Prior to Rome’s fifth century ascendency, the church is better described by regional episcopacy, conciliar decision making, and real theological diversity on non-essential matters. The five great patriarchates, including Rome, Constantinople, Alexandria, Antioch, and Jerusalem, functioned as coordinate centers of authority rather than a single Roman command structure. Appeals to antiquity therefore often commit a category error: they assume that because Christianity is ancient, Roman Catholicism as an institutional system must be equally ancient. That assumption cannot survive careful historical examination. The earliest pastors and patristic writers offer abundant examples of divergence, any number of which are sufficient to falsify Rome’s claim. The Reformers were sixteenth century Roman Catholics who knew this literature well, and on those grounds their arguments were unassailable.[4]
Biblical Response
Scripture never grounds the church’s authority in institutional continuity or unbroken succession but in fidelity to the apostolic gospel. Paul warned the Galatians that even if “we or an angel from heaven should preach to you a gospel contrary to the one we preached to you, let him be accursed” (Gal 1:8). The test of legitimacy is not longevity of a particular institution but faithfulness to the gospel once delivered to the saints. Jesus Himself warned that traditions of men can nullify the Word of God (Mark 7:13). The church’s foundation is not an institution but “the apostles and prophets, Christ Jesus himself being the cornerstone” (Eph 2:20). Longstanding church tradition that is not faithful to the apostolic deposit of Scripture should be closely scrutinized through the lens of Scripture.
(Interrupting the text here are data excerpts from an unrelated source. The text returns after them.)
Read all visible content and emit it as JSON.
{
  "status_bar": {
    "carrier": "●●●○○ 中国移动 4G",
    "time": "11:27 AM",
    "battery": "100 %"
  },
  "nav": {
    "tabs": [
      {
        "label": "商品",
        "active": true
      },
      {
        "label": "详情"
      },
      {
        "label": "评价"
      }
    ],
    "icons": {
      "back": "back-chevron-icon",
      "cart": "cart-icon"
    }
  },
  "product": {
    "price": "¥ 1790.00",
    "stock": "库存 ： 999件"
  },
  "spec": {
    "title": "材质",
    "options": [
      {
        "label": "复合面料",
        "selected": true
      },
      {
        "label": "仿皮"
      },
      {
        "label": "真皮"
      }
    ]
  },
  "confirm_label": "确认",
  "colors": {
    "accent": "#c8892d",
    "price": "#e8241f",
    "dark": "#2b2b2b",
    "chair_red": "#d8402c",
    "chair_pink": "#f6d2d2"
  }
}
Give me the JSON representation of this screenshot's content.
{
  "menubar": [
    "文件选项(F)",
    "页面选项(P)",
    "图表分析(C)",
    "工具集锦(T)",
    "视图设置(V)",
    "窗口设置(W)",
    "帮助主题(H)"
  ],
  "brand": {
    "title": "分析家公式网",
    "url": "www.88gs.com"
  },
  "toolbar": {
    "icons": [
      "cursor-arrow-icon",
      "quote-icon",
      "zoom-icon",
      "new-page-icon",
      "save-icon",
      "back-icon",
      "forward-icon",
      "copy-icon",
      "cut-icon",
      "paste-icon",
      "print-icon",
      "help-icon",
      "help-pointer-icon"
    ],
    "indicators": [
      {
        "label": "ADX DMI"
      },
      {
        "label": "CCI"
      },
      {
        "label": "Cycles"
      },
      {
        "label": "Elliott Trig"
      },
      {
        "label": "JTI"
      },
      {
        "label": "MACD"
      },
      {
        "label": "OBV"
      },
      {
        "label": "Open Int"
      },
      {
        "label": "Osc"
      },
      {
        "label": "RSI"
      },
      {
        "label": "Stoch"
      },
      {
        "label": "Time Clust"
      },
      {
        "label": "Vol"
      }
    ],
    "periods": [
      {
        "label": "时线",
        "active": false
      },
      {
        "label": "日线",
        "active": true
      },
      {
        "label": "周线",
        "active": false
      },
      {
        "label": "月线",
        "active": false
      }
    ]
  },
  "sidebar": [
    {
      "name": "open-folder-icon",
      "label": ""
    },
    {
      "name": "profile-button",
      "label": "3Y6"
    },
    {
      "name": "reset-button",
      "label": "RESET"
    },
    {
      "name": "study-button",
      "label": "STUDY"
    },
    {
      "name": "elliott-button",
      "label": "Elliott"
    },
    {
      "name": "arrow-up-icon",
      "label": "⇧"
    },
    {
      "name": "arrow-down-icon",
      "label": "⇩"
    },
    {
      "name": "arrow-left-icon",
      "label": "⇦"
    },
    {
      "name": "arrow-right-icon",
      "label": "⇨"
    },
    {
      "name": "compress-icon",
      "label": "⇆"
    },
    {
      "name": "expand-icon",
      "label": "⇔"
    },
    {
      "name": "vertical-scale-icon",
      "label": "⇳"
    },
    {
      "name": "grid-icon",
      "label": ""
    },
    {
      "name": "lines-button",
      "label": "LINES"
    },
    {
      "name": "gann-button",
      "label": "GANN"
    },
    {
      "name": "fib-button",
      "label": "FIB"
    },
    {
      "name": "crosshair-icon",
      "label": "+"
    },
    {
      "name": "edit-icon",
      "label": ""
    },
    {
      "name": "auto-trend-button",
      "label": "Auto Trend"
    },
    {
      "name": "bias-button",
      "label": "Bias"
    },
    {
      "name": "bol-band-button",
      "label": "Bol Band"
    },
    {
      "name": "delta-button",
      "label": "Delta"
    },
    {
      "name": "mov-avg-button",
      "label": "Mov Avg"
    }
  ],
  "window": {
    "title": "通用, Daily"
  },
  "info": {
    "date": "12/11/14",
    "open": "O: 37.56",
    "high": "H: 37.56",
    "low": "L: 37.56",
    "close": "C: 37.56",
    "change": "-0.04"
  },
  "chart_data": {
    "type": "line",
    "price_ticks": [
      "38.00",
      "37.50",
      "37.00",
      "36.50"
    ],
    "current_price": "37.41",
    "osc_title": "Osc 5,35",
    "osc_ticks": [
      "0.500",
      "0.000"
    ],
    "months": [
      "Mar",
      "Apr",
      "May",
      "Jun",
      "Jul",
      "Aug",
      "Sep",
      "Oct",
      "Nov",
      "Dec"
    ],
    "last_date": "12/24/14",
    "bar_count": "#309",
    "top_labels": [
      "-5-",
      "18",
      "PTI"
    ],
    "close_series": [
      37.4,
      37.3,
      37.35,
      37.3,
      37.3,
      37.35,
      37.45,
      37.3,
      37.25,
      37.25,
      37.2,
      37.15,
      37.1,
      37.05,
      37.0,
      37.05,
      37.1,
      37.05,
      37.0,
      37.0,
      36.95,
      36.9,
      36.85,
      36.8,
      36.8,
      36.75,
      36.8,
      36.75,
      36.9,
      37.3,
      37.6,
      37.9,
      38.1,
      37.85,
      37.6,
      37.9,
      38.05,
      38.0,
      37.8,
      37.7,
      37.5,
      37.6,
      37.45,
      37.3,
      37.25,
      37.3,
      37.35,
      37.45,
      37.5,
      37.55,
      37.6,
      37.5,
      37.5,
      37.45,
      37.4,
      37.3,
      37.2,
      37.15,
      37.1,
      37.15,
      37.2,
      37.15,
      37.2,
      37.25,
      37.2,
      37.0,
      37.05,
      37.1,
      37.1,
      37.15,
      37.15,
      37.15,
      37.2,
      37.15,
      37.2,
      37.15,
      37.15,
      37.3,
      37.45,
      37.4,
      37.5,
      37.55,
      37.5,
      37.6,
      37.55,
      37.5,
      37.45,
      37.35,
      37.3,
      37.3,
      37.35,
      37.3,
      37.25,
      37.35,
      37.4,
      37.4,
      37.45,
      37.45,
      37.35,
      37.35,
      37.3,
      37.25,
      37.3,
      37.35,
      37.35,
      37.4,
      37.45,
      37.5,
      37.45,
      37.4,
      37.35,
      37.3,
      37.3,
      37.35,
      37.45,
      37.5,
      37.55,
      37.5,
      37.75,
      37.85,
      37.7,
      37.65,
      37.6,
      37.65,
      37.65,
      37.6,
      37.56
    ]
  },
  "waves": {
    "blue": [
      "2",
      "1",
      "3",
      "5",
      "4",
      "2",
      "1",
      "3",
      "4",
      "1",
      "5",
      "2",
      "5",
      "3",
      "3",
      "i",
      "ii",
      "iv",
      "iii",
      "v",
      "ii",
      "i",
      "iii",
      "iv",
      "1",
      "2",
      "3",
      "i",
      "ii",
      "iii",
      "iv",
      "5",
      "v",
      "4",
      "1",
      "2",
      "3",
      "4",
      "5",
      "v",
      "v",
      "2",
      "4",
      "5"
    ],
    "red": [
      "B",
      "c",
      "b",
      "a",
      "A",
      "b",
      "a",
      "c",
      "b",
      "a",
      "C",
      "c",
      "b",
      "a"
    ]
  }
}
Thesis 2: Papal Authority Is Neither Apostolic nor Historical
Roman Catholic theology grounds papal supremacy in Petrine texts such as Matthew 16:18–19 and John 21:15–17. The argument is that Christ established Peter with a foundational role in the Church—often interpreted as involving a unique charism of leadership and unity—and that this role evolves through apostolic succession to the bishops of Rome, maturing into the defined primacy of Vatican I. While patristic interpretations of these passages were diverse and not uniformly “papal” in the later sense of universal jurisdiction, they often affirmed Peter as a symbol of ecclesial unity or the apostolic confession, with some early witnesses suggesting an embryonic primacy that could develop into a transferable office of service and stability.[5]
Others in the patristic era contested exaggerated claims of Roman supremacy, reflecting ongoing debates over its scope rather than outright denial of any special role.[6] Cyprian of Carthage, for example, famously rejected the notion that Peter possessed unilateral authority over the church, insisting on the essential equality of bishops. In his De unitate ecclesiae, Cyprian affirmed that each bishop holds the fullness of his office directly from Christ, not derivatively from Rome.[7] Eastern Fathers acknowledged Rome’s honor but denied its jurisdictional supremacy. Ecumenical councils resolved disputes through appeal to Scripture and conciliar consensus, not papal decree.[8] It goes without saying that before Vatican I (AD 1870), not a single ecumenical creed was decided by a Petrine successor, and that includes the Council of Trent (which was a council). The papal system, as it came to be defined at Vatican I, would have been unrecognizable to the earliest apostolic church, and arguably unfamiliar to the earliest Roman Catholic Church.
Biblical Response
The New Testament portrays Peter as a prominent apostle—first among equals—but never as a monarchical ruler over the church. However, Vatican I explicitly anathematizes those who hold the view that the pope's role is merely supervisory. They maintain that the Pope has “full and supreme power of jurisdiction over the whole church,” and this authority is “ordinary and immediate” over all churches, pastors, and faithful Christians. This claim is far higher than any such claim made in Scripture concerning Peter’s authority in the Church.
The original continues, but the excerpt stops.